Scallops With Red Grapefruit
Red grapefruit, which owes its blush to lycopene, makes a tangy platform for seared scallops; the shellfish are low in saturated fat and cholesterol. Return to the Healthy Lycopene Menu
- 2 red grapefruits
- 1/2 teaspoon honey
- 1/4 teaspoon fresh lemon juice
- 1 piece (1/2 inch) peeled fresh ginger
- 3 tablespoons extra-virgin olive oil
- 1 pound sea scallops, tough muscles removed, scallops halved horizontally
- 1/4 teaspoon coarse salt
- 1 cup arugula sprouts
- Freshly ground pepper
Remove peel and pith from each grapefruit. Holding over a bowl, carve out flesh between the membranes, letting segments drop into the bowl (you should have about 2 cups segments). Squeeze membranes over bowl. Strain juice into a measuring cup. Transfer 1/2 cup juice to a saucepan; discard remaining juice.
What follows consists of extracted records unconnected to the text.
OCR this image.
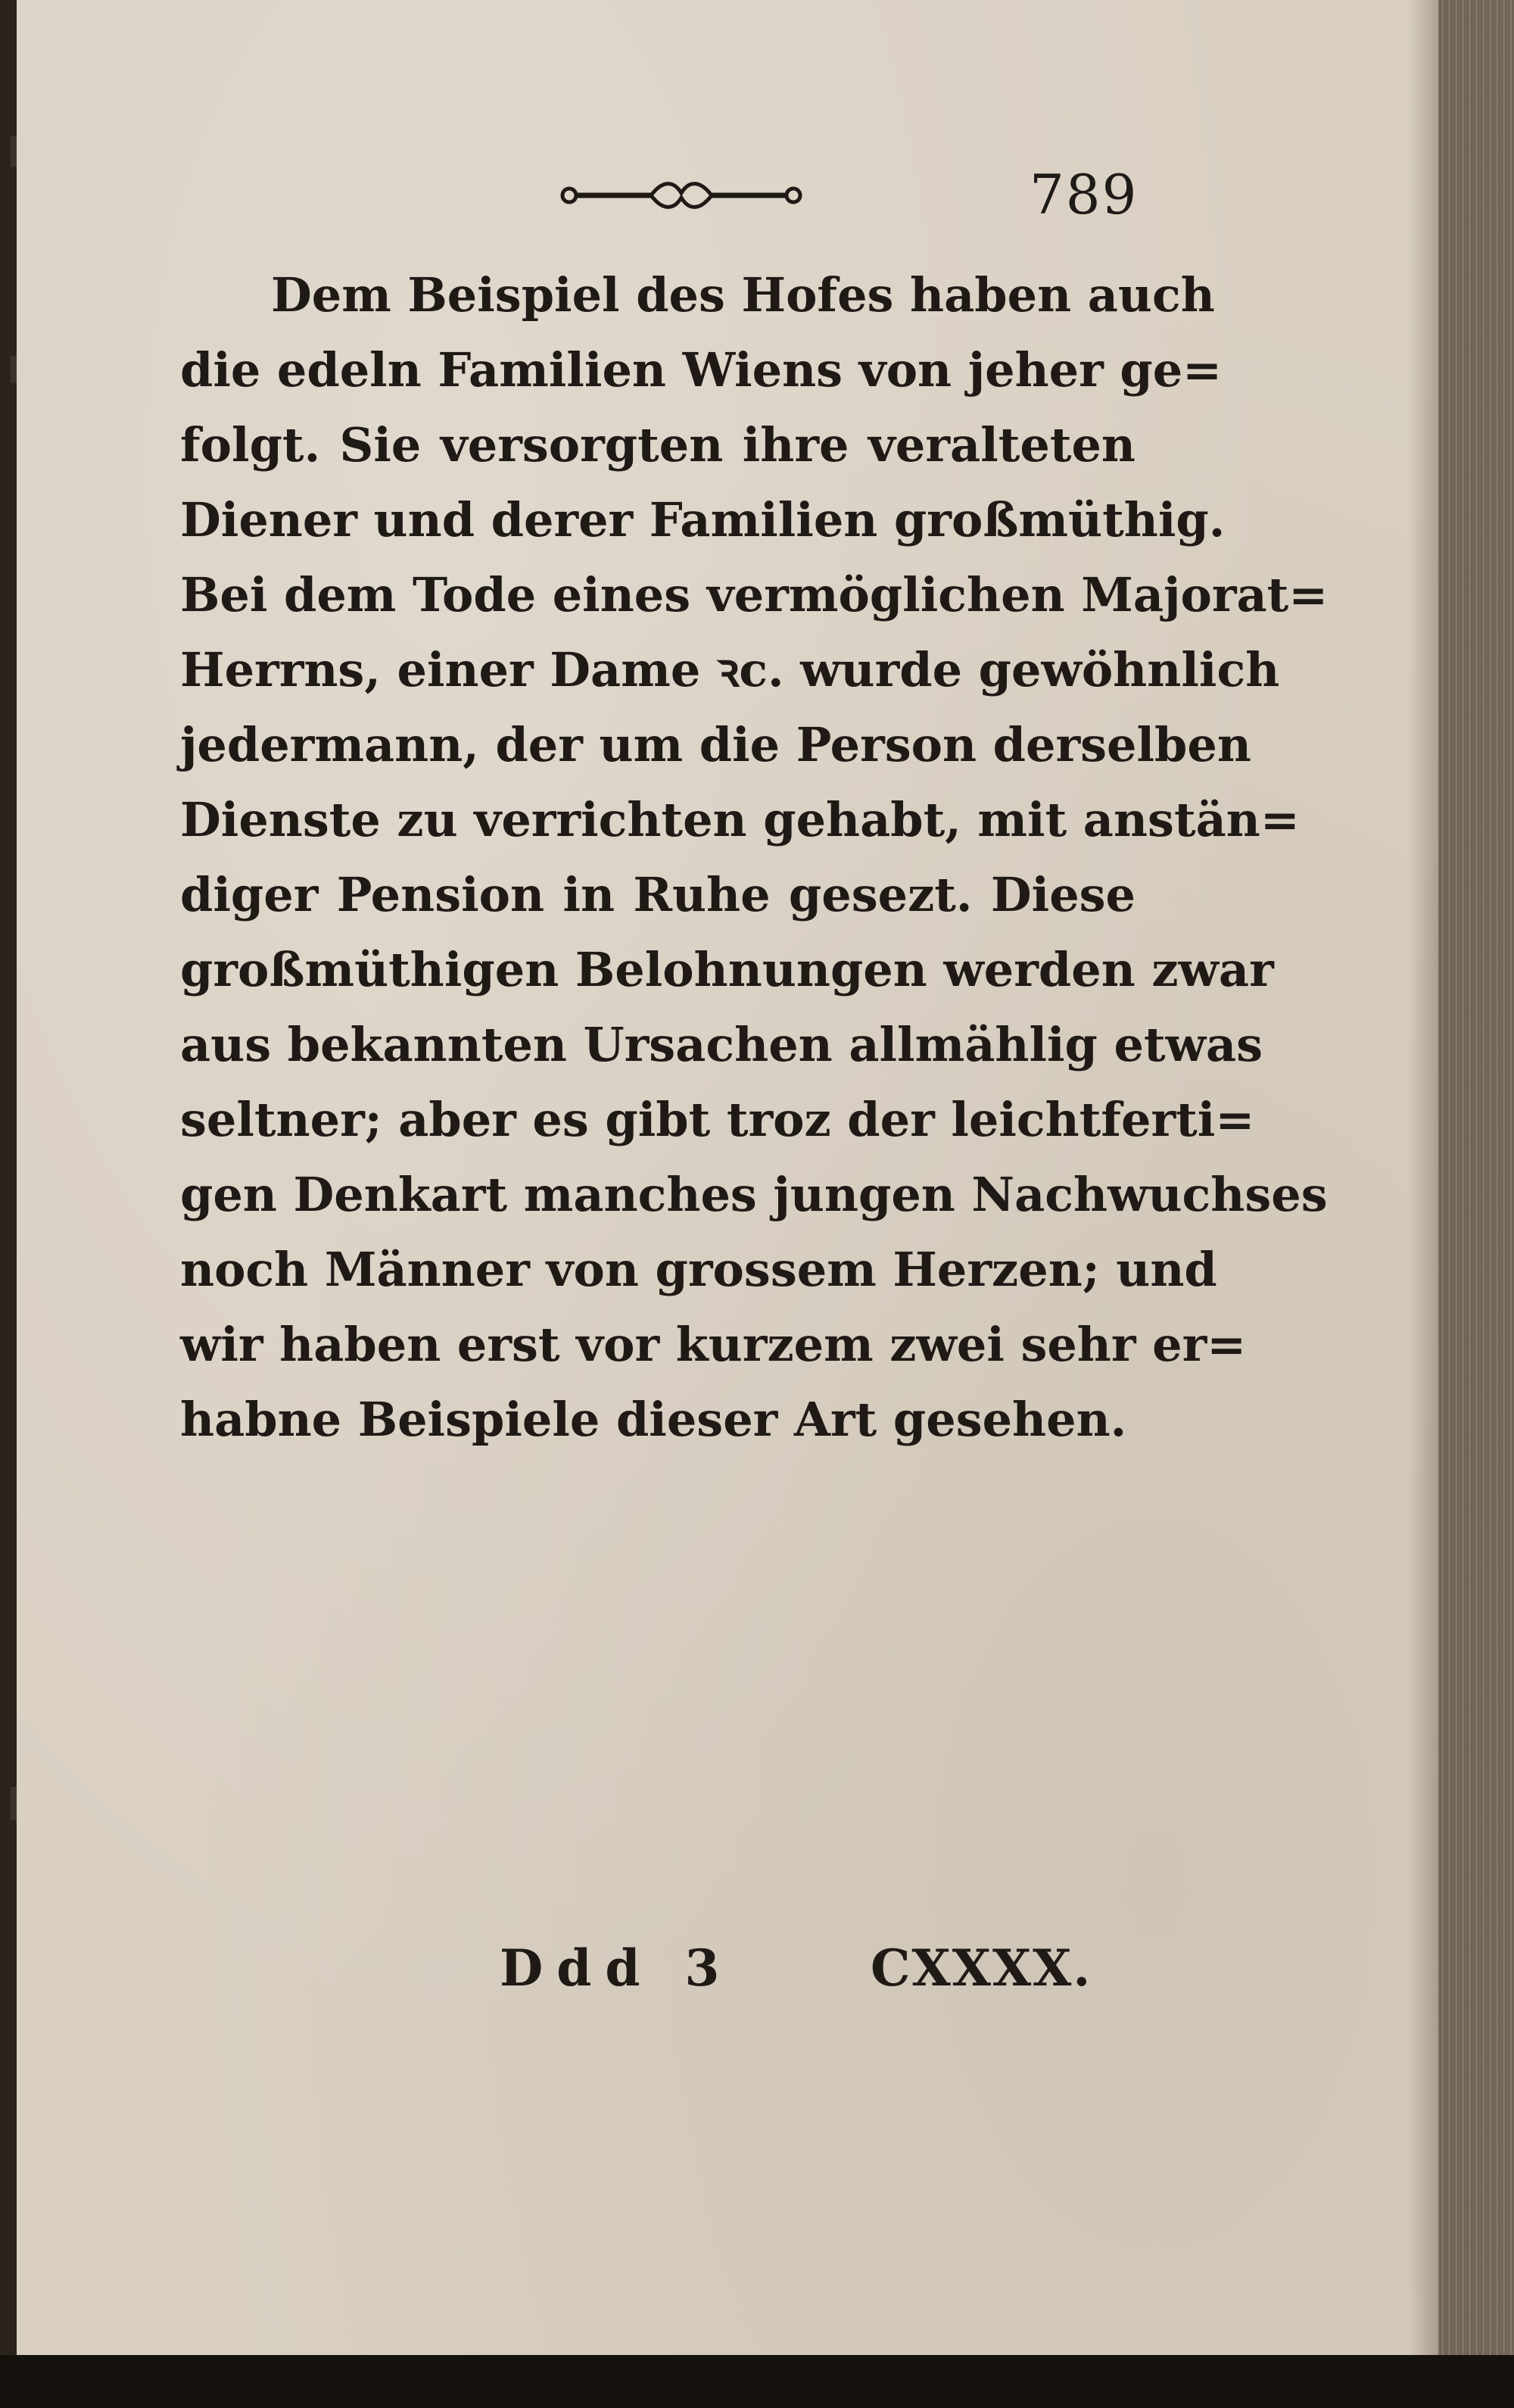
789
Dem Beispiel des Hofes haben auch
die edeln Familien Wiens von jeher ge=
folgt. Sie versorgten ihre veralteten
Diener und derer Familien großmüthig.
Bei dem Tode eines vermöglichen Majorat=
Herrns, einer Dame ꝛc. wurde gewöhnlich
jedermann, der um die Person derselben
Dienste zu verrichten gehabt, mit anstän=
diger Pension in Ruhe gesezt. Diese
großmüthigen Belohnungen werden zwar
aus bekannten Ursachen allmählig etwas
seltner; aber es gibt troz der leichtferti=
gen Denkart manches jungen Nachwuchses
noch Männer von grossem Herzen; und
wir haben erst vor kurzem zwei sehr er=
habne Beispiele dieser Art gesehen.
Ddd 3	CXXXX.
Make the dressing: Add honey, lemon juice, and ginger to pan with juice. Bring mixture to a simmer, stirring occasionally. Remove from heat; let cool completely. Discard ginger. Gradually whisk in 1 tablespoon oil until emulsified.
Lay scallops, cut side up, on a rimmed baking sheet; season tops with 1/8 teaspoon salt. Heat remaining 2 tablespoons oil in a medium skillet over medium-high heat. Add scallops, seasoned side down; cook until edges are browned, about 4 minutes. Flip, and cook 30 seconds more. Set aside.
Toss arugula sprouts with 1 tablespoon dressing in a small bowl; set aside.
To serve, divide grapefruit segments among 4 serving plates. Top each with sprouts and seared scallops, dividing evenly. Drizzle each plate with 1 tablespoon dressing, and season with remaining 1/8 teaspoon salt and the pepper.